Любка потрясла коптилку: там чуть булькало. Но лезть в чулан за керосином ей не захотелось, она схватила узелок и ушла.
* * *Проснулся Кирюшка не сразу. Сначала толстая Калюкиха выскочила в сени. Потом, громко стуча наспех обутыми сапогами, выбежал Матвей, за ним — Калюкин.
Остервенело рванулась спущенная с цепи собака. Босиком заскочила в избу мокроволосая Любка и, накинув Матвеево пальто, умчалась обратно.
— Что же такое! Почему такое! — потирая глаза, забормотал Кирюшка. — Дядя Матвей! Любка!.. Что же такое?
А случилось вот что.
Еще не успела Любка вымыться, а коптилка уже зачадила и потухла. Кое-как вымывшись, Любка села расчесывать мокрые волосы.

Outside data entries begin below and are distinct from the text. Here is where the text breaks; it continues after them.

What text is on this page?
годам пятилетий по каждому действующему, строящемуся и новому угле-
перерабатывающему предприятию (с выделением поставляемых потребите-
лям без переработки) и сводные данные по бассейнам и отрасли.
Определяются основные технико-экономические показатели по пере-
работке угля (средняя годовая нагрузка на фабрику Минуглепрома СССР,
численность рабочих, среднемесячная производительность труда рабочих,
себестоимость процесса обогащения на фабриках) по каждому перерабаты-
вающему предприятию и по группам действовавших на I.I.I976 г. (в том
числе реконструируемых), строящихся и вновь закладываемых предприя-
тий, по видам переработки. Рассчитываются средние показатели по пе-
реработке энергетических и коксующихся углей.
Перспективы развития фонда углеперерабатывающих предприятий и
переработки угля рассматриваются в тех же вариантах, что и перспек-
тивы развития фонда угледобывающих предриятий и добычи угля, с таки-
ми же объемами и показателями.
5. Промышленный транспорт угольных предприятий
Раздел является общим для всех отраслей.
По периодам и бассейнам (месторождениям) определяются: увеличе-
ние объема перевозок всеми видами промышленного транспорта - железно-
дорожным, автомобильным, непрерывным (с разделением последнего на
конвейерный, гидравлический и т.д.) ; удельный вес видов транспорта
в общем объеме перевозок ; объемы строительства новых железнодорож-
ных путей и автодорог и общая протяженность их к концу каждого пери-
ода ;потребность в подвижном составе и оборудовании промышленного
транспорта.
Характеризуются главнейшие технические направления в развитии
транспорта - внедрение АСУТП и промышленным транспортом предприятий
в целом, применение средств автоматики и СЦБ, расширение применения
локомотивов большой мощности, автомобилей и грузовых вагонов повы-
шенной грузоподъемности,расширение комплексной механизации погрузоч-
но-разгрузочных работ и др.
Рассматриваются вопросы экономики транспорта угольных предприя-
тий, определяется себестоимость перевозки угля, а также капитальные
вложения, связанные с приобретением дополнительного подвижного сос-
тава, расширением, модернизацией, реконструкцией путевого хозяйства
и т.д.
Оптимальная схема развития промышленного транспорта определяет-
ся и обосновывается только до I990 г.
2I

Вскоре наружная дверь скрипнула. В предбаннике чиркнула, но не зажглась спичка, и Любка решила, что это пришла мать и принесла свечку. Только что хотела Любка ее окликнуть, как дверь отворилась и кто-то, тяжело кашлянув, ввалился в мыльную.
Подумав, что это вернулся позабывший что-либо Матвей, Любка окликнула, но в эту же минуту сверкнула и погасла спичка, и при короткой вспышке Любка увидела какого-то совсем чужого человека.
Тогда, не растерявшись, Любка схватила попавшуюся под руку кочергу и со всей силой ударила перед собой.
Послышался крик, и, опрокинув кадку со щелоком, ночной гость выскочил в сад.
А Любка, высадив кочергой окошко, заорала так громко, что ее сразу услышали и Калюкиха и Матвей, а за ними и сам Калюкин.
Когда все вернулись домой и мало-мальски успокоились, то стали гадать, что бы это все могло значить.
— И какого черта носит в потемках, — тяжело дышала и охала Калюкиха. — Недавно собака ночью так и рвалась в саду. Говорила я тебе, Семен, сделать замок к коровнику. А ты… ладно да ладно… Сведут корову, будешь тогда помнить.
— Так разве-то Любка корова? — оправдывался Калюкин. — Разве же в баню за коровами лезут?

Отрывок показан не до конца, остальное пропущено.